Generally, negative values stand for the absence of the attribute, while positive values predict the presence of the attribute. Positive/negative scores with a higher absolute value usually depict attributes with higher certainty.

AFFACT

The Alignment-Free Facial Attribute Classification Technique (AFFACT) was introduced in the paper: AFFACT - Alignment-Free Facial Attribute Classification Technique. If you apply the AFFACT network in your research, please cite:

@inproceedings{guenther2017affact,
  title = {AFFACT - Alignment Free Facial Attribute Classification Technique},
  author = {G\"unther, Manuel and and Rozsa, Andras and Boult, Terrance E.},
  booktitle = {International Joint Conference on Biometrics (IJCB)},
  year = 2017
}

The AFFACT network is built on top of the ResNet-50 topology and takes a 224 × 224 pixel color image in RGB format. The face should be somewhere in the center of the image and be cropped not too tightly, including some hair and other background.

The Network Topology and the pre-trained Sigmoid Cross-Entropy Loss Model. If you like, you can also get the pre-trained Euclidean Loss Model.

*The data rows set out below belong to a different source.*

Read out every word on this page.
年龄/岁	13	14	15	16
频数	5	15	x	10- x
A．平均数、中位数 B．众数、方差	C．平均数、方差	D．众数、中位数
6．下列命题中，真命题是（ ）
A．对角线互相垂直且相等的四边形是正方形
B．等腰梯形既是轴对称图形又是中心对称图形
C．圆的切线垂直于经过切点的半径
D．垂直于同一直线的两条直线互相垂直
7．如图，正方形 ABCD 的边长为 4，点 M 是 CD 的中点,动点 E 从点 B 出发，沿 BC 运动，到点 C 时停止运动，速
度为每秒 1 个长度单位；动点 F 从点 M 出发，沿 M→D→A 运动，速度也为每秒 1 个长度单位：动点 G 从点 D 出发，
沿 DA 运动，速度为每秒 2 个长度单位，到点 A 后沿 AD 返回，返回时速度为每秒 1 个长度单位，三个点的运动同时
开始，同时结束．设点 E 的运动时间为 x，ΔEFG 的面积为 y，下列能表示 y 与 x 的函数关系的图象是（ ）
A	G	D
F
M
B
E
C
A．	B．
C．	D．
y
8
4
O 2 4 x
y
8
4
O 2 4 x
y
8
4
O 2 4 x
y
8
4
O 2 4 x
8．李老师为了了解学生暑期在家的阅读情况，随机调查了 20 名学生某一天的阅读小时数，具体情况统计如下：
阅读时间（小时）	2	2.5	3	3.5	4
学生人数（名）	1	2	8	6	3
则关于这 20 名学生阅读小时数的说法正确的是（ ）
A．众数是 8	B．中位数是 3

The output of the either of the networks are 40 floating point labels (called attributes), one for each attribute. The order of the attributes is the same as in figure 2 of the MOON paper, i.e., alphabetically sorted. Generally, negative values stand for the absence of the attribute, while positive values predict the presence of the attribute. Positive/negative scores with a higher absolute value usually depict attributes with higher certainty.